The Empress Dowager also seems to have felt that of all the princes of the blood royal Pu Yi’s father was the best suited to deal with the growing threats to the throne within the country. For at the time of Tzu Hsi’s and her nephew’s death in 1908, Yuan Shih-kai was head of the Army and the Dowager Empress was most certainly aware of his questionable loyalty. It was common knowledge within the Forbidden City that Yuan Shih-kai’s candidate for the throne, if not himself, was a Prince Ching, an ambitious Manchu who had started life as a low-ranking noble and had become a prince of the first rank and Grand Councillor. The Army connections of these two plotters, who were so well known and liked by the foreign diplomats in Peking, were a source of anxiety to the royal family. It was thought desirable to check them with another prince who was also held in esteem by foreigners. After all, it was not Yuan Shih-kai or Prince Ching but Pu Yi’s father who had actually gone abroad and been graciously received by the Kaiser to whom he apologized for the murder of the German minister during the Boxer uprising. And although Tzu Hsi’s interest in the West was severely limited, she was impressed by the Kaiser’s statement---as it had been reported back to her—that the success of his own house was based on the continuing control of the Army by the royal family.

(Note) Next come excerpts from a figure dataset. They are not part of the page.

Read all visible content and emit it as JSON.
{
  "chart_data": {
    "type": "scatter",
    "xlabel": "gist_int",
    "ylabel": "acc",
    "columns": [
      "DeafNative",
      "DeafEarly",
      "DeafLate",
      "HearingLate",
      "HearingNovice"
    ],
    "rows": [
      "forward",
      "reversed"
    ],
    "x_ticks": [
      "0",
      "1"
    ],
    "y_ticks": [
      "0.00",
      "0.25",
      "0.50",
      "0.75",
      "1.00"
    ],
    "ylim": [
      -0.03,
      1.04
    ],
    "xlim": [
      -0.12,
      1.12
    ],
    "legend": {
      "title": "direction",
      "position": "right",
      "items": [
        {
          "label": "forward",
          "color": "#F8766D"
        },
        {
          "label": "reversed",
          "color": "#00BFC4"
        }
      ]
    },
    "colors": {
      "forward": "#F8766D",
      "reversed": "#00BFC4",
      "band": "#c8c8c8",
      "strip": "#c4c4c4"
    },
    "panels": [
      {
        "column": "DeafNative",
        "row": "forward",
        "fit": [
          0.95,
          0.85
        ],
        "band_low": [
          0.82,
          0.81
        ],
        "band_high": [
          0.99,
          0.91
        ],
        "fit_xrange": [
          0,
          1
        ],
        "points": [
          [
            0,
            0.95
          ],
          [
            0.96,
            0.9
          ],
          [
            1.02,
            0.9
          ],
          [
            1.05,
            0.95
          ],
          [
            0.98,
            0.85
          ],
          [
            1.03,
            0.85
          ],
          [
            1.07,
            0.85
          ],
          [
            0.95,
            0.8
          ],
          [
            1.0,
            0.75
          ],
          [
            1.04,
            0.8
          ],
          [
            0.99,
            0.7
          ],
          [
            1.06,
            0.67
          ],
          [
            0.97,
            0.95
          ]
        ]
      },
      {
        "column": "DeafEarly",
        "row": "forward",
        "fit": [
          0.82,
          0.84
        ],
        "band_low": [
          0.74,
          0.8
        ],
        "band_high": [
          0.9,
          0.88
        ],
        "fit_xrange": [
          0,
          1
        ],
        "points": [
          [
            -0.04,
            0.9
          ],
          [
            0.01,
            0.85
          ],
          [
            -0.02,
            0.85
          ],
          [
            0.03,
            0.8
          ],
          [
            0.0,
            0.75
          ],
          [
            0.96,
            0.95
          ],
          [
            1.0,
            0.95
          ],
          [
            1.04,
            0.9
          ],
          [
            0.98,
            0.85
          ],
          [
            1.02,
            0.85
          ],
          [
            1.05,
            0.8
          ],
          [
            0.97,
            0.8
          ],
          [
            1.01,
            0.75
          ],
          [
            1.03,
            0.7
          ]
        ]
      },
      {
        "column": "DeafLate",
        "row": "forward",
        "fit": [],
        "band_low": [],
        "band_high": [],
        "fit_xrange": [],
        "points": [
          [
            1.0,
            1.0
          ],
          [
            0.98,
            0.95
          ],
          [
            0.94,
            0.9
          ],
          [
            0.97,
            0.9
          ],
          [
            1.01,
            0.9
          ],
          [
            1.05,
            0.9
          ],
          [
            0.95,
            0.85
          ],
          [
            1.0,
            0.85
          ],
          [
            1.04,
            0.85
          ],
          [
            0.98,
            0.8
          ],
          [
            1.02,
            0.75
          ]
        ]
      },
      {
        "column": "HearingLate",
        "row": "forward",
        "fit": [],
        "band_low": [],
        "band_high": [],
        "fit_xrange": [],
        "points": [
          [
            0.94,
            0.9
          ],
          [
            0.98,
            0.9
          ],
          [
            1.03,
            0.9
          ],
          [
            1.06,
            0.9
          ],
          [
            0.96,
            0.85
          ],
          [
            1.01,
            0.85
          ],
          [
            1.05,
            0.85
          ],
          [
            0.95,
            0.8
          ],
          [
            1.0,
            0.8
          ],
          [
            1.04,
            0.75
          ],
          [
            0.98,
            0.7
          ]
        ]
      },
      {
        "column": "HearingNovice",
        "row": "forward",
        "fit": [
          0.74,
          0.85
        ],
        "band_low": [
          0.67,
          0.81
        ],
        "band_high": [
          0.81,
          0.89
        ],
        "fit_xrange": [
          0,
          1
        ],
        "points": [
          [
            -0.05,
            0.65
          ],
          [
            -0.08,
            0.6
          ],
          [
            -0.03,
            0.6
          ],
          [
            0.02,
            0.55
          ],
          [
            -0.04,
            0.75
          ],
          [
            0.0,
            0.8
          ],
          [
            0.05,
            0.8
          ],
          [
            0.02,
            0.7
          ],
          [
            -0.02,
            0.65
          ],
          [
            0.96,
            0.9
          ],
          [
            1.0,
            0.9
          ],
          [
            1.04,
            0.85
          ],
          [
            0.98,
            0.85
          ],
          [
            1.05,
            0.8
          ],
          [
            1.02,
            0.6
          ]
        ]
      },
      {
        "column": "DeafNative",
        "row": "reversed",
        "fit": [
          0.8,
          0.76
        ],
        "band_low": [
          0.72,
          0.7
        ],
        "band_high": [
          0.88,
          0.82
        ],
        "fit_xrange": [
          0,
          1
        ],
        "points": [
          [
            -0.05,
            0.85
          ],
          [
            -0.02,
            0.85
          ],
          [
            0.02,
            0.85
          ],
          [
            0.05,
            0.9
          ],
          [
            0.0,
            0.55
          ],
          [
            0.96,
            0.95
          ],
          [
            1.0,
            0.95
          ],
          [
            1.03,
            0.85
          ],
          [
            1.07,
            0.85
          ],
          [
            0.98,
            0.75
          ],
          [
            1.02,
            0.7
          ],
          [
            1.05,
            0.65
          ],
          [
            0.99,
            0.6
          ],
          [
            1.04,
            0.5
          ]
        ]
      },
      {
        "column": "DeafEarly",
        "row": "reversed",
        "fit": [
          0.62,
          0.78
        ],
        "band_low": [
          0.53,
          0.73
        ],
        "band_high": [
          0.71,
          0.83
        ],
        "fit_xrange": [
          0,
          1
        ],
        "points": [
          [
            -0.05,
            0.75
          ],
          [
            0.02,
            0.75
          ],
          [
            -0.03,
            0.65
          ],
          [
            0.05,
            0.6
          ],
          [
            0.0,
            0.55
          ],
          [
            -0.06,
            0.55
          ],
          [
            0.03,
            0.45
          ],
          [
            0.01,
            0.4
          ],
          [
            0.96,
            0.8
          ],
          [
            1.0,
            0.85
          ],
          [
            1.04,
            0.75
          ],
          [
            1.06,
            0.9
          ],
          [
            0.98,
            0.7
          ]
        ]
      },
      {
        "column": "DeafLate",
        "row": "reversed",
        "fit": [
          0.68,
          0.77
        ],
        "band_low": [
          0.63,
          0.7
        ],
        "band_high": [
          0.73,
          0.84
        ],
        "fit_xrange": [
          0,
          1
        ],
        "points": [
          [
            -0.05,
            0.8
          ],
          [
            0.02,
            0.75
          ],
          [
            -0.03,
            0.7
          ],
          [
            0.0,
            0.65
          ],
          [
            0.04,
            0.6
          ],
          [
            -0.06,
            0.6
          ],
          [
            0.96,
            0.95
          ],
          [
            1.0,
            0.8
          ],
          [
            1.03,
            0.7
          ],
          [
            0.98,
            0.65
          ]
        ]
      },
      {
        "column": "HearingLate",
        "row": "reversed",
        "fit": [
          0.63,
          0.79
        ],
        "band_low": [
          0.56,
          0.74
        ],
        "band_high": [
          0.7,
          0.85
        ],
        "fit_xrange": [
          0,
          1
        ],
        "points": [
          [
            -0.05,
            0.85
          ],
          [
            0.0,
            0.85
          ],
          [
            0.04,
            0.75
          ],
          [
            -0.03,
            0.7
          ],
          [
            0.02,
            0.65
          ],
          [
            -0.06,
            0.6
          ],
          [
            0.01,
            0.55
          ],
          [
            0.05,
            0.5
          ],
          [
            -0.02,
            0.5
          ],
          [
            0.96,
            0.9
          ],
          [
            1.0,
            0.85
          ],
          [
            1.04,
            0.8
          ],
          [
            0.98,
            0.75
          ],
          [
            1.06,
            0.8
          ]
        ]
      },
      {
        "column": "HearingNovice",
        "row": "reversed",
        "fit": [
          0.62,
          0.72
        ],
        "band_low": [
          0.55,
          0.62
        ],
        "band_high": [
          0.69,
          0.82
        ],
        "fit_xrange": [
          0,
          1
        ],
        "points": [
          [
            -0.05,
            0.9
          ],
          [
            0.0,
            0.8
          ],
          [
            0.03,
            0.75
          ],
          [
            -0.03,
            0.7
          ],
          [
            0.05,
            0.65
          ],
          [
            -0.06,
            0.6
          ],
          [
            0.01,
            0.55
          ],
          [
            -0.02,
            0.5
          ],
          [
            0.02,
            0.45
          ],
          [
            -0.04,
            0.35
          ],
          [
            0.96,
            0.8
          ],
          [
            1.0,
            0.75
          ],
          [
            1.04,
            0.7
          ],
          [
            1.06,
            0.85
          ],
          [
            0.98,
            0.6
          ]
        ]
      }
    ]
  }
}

Thus, at the end, Tzu Hsi made her only dynastic gesture to what she supposed was the modernity of the West. By selecting the infant Pu Yi as Emperor she turned over power to the one member of the ruling family—Henry Pu Yi’s father, the Prince Regent—who had actually met a real Western European potentate whose family had successfully coped with problems of army loyalties. And how was Tzu Hsi to know, surrounded as she was by the crenellated yellow tiled walls of the Forbidden City and waited upon by 3,000 eunuchs, that this model of Western dynastic skill and enlightenment sat on a throne that was only slightly more stable than her own? And how was she to understand that the Kaiser’s own character and passions were as complex and distorted by family pride and jealousies as her own?

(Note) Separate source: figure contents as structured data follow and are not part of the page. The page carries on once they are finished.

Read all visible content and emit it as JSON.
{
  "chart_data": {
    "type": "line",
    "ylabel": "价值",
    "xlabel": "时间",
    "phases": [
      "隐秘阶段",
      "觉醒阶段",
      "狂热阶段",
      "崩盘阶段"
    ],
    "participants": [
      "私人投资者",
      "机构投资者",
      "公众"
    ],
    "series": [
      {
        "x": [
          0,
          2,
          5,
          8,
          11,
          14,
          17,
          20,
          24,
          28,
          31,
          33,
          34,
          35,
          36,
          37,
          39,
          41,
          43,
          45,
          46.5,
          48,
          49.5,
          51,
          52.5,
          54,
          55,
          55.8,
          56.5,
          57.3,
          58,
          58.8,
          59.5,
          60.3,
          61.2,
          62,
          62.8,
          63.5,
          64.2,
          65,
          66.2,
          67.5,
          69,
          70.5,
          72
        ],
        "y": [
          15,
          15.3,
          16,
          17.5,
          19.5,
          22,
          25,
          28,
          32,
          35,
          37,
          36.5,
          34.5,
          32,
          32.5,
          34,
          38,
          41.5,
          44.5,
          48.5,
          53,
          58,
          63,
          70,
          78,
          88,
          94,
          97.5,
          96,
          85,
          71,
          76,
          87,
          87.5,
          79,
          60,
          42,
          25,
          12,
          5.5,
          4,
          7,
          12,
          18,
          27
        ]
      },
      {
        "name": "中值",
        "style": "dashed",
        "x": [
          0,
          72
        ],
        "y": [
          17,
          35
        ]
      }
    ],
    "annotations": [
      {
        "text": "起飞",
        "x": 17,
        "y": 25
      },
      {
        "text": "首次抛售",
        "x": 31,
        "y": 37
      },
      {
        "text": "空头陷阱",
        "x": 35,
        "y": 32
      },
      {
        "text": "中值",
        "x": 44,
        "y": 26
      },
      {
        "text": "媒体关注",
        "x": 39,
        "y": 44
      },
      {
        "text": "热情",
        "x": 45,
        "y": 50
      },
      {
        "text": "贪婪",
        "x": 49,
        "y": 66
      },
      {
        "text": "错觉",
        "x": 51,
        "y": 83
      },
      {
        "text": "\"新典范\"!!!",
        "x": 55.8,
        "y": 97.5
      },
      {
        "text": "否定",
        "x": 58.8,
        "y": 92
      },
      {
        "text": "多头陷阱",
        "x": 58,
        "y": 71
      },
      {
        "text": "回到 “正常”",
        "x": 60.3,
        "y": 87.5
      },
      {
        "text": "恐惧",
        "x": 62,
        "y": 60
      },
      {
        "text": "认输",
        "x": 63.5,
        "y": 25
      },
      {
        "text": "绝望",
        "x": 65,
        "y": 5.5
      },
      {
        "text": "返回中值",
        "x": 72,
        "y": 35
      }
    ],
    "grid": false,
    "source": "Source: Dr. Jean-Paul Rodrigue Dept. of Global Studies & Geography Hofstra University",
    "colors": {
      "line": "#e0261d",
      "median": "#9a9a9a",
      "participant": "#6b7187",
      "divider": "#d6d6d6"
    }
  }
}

No sooner were Tzu Hsi and her nephew dead and Pu Yi on the throne, than many of the disruptive forces that she had so successfully suppressed for so long came to a head. Yuan Shih-kai, as commander of the Peiyang Army, the only modernized fighting force in North China, emerged as one of the most powerful men in the country. Pu Yi’s father, aware of Yuan’s questionable loyalty and remembering the Kaiser’s advice about control of the Army, ordered him into retirement to “recuperate from a leg ailment.” He then placed a Manchu prince in charge of the Palace Guard, founded a special army under the control of the royal family and put other Manchu relatives in charge of the Navy and General Staff.

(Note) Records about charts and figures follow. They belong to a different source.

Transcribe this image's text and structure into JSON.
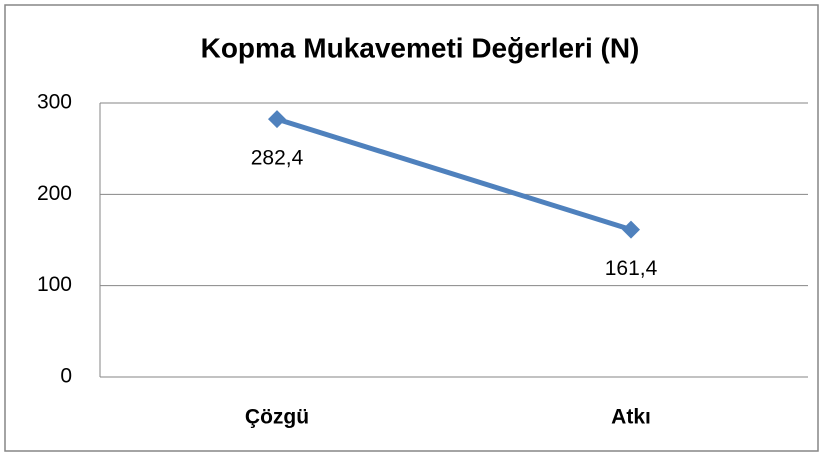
{
  "chart_data": {
    "type": "line",
    "title": "Kopma Mukavemeti Değerleri (N)",
    "categories": [
      "Çözgü",
      "Atkı"
    ],
    "series": [
      {
        "values": [
          282.4,
          161.4
        ],
        "value_labels": [
          "282,4",
          "161,4"
        ],
        "color": "#4f81bd"
      }
    ],
    "ylim": [
      0,
      300
    ],
    "yticks": [
      0,
      100,
      200,
      300
    ],
    "grid": true
  }
}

But these reforms came too late to cope with Yuan’s plots. The new commanders were unable to suppress a revolt that broke out in Wuchang in 1911 and the Prince Regent was forced to recall Yuan Shih-kai to resume command of the Peiyang Army whose officers would not fight without him as commander in chief. Yuan thus became the arbiter between the Manchu Government in the North and the revolutionaries who were ultimately led by Sun Yat-sen in the South.

On February 12, 1912, under Yuan’s pressure, Pu Yi abdicated, although he continued to live the life of an emperor within the Forbidden City in accordance with agreements between the Ch’ing House and the new republican government. Yuan, meanwhile, was elected President of China and later became its personal dictator recognized by the foreign powers and supported by foreign loans.